Week Four Update

Week Four Update

Construction of the heat pipe is almost complete. During this week, calculations were done to determine how much heat the pipe will transfer and the caps of the pipe were soldered. 

Heat Transfer Calculations

The page displayed below shows the calculations that describe heat transferred through the copper walls of the pipe due to conduction. This value was determined to be only 26.55 J which makes sense considering the small cross sectional area of copper and the relatively long length of pipe. The "Hot" temperature was assumed to be the maximum temperature of 533 degrees Kelvin. The "Cold" temperature was assumed to be 294 degrees Kelvin (room temperature). 
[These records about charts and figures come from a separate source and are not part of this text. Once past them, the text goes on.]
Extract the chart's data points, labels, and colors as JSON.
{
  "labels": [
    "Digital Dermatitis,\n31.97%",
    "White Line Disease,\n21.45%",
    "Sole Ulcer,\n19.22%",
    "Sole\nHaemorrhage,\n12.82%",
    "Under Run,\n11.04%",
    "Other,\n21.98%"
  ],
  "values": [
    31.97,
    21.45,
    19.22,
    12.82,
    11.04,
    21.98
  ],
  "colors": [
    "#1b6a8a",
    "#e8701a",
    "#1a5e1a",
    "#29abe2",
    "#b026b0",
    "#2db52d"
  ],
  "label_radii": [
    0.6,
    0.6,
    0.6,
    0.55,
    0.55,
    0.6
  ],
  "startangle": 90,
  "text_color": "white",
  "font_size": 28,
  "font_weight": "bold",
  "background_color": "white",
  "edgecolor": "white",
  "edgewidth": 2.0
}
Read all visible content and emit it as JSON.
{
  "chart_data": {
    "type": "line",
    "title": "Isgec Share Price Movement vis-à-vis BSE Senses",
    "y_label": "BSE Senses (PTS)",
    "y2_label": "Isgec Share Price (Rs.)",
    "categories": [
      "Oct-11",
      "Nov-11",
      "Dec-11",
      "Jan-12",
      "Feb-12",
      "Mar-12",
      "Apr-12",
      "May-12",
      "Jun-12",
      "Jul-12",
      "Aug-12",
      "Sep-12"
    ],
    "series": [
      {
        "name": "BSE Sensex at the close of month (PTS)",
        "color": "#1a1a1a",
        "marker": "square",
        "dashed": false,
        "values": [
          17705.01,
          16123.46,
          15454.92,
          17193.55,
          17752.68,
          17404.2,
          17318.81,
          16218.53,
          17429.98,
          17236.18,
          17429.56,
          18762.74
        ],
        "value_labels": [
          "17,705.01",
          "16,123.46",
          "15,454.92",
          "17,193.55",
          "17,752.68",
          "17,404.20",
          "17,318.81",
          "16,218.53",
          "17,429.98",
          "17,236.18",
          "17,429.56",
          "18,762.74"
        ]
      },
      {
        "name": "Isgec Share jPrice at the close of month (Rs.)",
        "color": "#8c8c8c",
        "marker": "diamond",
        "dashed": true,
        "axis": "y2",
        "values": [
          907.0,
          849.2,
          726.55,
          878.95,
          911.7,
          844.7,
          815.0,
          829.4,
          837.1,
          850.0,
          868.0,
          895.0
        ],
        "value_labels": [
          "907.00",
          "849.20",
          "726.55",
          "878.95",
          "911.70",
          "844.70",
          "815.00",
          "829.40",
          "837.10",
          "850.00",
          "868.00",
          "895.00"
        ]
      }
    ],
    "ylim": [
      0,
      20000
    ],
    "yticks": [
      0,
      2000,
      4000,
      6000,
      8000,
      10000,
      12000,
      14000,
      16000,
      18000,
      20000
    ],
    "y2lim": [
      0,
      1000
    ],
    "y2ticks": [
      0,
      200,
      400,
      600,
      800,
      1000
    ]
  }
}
The page below displays calculations of heat transfer due to the phase transition of the working fluid. This is the essential method of heat transfer in the pipe and transfers the majority of the thermal energy that is input into the pipe. These calculations are broken down into two parts: heating liquid water to its boiling point, and vaporizing the water. Heating water vapor can be ignored since the water vapor travels to the condenser end of the pipe as soon as it vaporizes. Therefore, the vapor itself does not gain much thermal energy. The amount of energy transferred in the phase transitions of the working fluid is roughly 84 kJ. This value is much higher than the amount of heat transferred through the copper. This great different is expected. It demonstrates the working principle of heat pipes and provides a quantitative understanding of how efficient heat pipes are when compared to solid metal rods. Proportionally, the heat transferred through the copper is almost negligible when added with the heat transferred in the phase transitions of the working fluid. The total heat transferred is roughly 84 kJ.

To quantify the difference in heat transfer between the heat pipe and a solid copper rod of the same dimensions, the amount of heat that would be transferred through a solid copper rod was calculated. This is very similar to the calculation on the first page, however, the cross sectional area of the copper is much larger because it is a solid rod rather than a hollow pipe. A solid copper rod of the same dimensions as the heat pipe transfers 106.65 J of heat. When compared with the heat transferred through the heat pipe (84 kJ) it is determined that the heat pipe design is 200% more efficient at transferring heat than a solid copper rod of the same dimensions. This clearly shows the advantages of heat pipes in heat transfer applications. 

Soldering

The pipe and end caps were brought to the machine shop for soldering. The ends of the pipe and insides of the caps were cleaned with scotch brite and methanol. A machine shop technician performed the soldering with plumbing solder.